ROANOKE TIMES 
                      Copyright (c) 1996, Roanoke Times

DATE: Wednesday, January 31, 1996            TAG: 9601310020
SECTION: EDITORIAL                PAGE: A-8  EDITION: METRO 


THE WRONG FORUM FOR A RAPE CHARGE

WHAT HAPPENED the night of Sept. 22, 1994, in the Virginia Tech dorm room of football players Tony Morrison and James Crawford is known for sure only to those who were there - and their accounts conflict. Former Tech student Christy Brzonkala says she was raped. Through his attorney, Morrison has said anything that happened was consensual. Crawford has said nothing at all happened between him and Brzonkala, consensual or otherwise.

A forum exists by which society seeks to get to the truth of such matters: the criminal-justice system. Imperfect as it may be, it over time has developed techniques and rules of evidence that make it preferable to the alternatives - including campus student-disciplinary systems - for trying allegations of serious crimes.

In this case, the best forum was not used, and the result has been additional confusion.

Brzonkala first raised allegations against Morrison and Crawford in a complaint to the campus judicial system last spring, several months after her visit to the dorm room. Too little evidence was found to take action against Crawford. Against Morrison, an original finding of sexual misconduct, with a two-semester suspension, was reduced after two appeals to abusive conduct, with probation and one hour of counseling.

This past November, after learning that Morrison had been reinstated to the football team, Brzonkala went public with her accusations in an interview with the campus newspaper. The charges have been further detailed in a civil lawsuit, unsealed this month, against the two players and the university.

Her stated reasons for not seeking a criminal prosecution - she didn't report it until the shock and repression of the incident wore off; by then, too much evidence was gone to likely win a conviction - are not implausible. If true, they inspire sympathy.
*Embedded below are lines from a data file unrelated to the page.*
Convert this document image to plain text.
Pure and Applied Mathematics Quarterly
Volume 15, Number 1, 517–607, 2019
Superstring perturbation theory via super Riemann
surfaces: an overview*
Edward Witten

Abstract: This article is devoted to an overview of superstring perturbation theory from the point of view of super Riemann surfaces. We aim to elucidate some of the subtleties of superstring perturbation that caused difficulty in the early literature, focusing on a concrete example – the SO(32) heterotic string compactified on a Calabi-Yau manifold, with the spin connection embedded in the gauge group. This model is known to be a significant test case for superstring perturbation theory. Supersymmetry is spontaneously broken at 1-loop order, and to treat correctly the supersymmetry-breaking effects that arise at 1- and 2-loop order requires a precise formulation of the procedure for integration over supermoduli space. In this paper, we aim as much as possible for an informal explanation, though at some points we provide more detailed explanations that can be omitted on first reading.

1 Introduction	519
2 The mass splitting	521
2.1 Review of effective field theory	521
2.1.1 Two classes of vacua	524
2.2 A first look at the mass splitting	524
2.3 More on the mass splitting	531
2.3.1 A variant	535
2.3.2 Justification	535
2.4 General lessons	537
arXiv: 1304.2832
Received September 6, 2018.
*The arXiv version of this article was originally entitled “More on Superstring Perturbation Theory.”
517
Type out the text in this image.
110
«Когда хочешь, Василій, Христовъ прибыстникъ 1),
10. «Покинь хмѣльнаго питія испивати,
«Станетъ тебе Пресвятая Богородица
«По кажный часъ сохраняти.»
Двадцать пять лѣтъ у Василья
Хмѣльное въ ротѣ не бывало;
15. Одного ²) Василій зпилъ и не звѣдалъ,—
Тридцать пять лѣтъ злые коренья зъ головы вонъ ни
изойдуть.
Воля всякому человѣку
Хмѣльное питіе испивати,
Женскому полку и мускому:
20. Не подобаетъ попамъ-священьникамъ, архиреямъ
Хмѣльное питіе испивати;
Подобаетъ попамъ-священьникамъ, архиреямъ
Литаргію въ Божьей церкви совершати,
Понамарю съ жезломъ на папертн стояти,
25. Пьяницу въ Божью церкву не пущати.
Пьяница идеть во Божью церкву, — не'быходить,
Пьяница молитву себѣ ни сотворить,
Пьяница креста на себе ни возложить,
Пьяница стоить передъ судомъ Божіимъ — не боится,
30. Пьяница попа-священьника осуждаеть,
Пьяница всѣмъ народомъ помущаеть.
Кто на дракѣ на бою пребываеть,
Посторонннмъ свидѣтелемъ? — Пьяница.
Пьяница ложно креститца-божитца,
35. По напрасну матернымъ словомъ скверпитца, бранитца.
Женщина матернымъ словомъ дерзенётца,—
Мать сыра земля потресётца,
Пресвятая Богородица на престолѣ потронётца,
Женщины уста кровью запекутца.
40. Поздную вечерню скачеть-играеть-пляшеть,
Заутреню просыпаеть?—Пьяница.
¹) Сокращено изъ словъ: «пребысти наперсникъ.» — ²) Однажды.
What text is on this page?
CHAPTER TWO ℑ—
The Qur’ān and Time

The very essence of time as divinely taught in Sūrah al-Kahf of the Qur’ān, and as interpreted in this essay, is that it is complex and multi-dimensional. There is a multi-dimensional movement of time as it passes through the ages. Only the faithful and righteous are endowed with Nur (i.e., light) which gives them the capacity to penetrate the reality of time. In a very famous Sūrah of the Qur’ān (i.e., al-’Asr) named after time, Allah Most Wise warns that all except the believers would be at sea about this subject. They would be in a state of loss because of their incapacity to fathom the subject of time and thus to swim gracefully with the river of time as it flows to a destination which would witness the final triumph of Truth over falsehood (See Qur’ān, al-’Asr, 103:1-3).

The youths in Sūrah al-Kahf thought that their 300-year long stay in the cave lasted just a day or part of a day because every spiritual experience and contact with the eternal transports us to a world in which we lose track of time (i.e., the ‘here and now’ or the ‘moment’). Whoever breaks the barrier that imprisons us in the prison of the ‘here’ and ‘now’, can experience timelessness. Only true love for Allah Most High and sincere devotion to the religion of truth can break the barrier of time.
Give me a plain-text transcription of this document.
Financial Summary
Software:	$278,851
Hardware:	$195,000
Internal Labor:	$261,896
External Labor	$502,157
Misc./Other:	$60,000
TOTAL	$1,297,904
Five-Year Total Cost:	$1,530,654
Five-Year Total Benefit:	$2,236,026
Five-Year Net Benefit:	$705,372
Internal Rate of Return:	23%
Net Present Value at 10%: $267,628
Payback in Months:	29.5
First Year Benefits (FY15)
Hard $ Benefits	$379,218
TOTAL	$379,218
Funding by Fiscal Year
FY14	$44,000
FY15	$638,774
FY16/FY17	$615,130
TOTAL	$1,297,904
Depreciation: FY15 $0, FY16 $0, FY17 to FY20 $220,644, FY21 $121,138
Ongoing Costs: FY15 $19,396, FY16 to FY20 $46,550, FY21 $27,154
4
But they don't alter the consequences of not quickly reporting the incident to anyone on campus, let alone to a health facility, police station or prosecutor's office: The accusations inhabit a kind of twilight zone where it can be difficult to resolve anything at a satisfactory level of evidentiary rigor.

In the absence of evidence-based resolution, sides are chosen according to where you stand on other issues: gender politics, the adequacy of the Tech administration and of the student-discipline system, the proper role of varsity athletics. Such broader questions are not out of order: Sexual abuse is too common, and too commonly belittled or ignored; universities sometimes are prone to cover up scandals, especially involving football athletes.

The problem is that such questions too often are asked, and the answers too often framed, in the mistaken assumption that a campus disciplinary system is a substitute for the criminal-justice system. It isn't, and shouldn't be.

The student-discipline and criminal-justice systems exist for different purposes, and operate under different rules. The confidentiality requirement imposed by federal law on student-discipline systems, for example, is utterly at odds with the imperative for open proceedings in criminal courts.

Morrison remained on the football team most of the fall; given the seriousness of the charge, that was wrong. Playing football, after all, is not a right. As it happened, after Morrison was charged by Blacksburg police with public drunkenness and petty larceny, and Crawford with defrauding an innkeeper and felony hit and run with injury, they were booted from the team before the Sugar Bowl.

If this juxtaposition reflected the university's view of the relative seriousness of rape and petty larceny, it would be alarming. But it also may have reflected the greater seriousness of an official police charge over a student-code conclusion of misconduct.

The answer to all this is not to make student-discipline systems more like the criminal courts. The answer is to make sure everyone understands that serious crime is as serious on the campus as off, and is to be taken to the forum best-equipped to deal with it.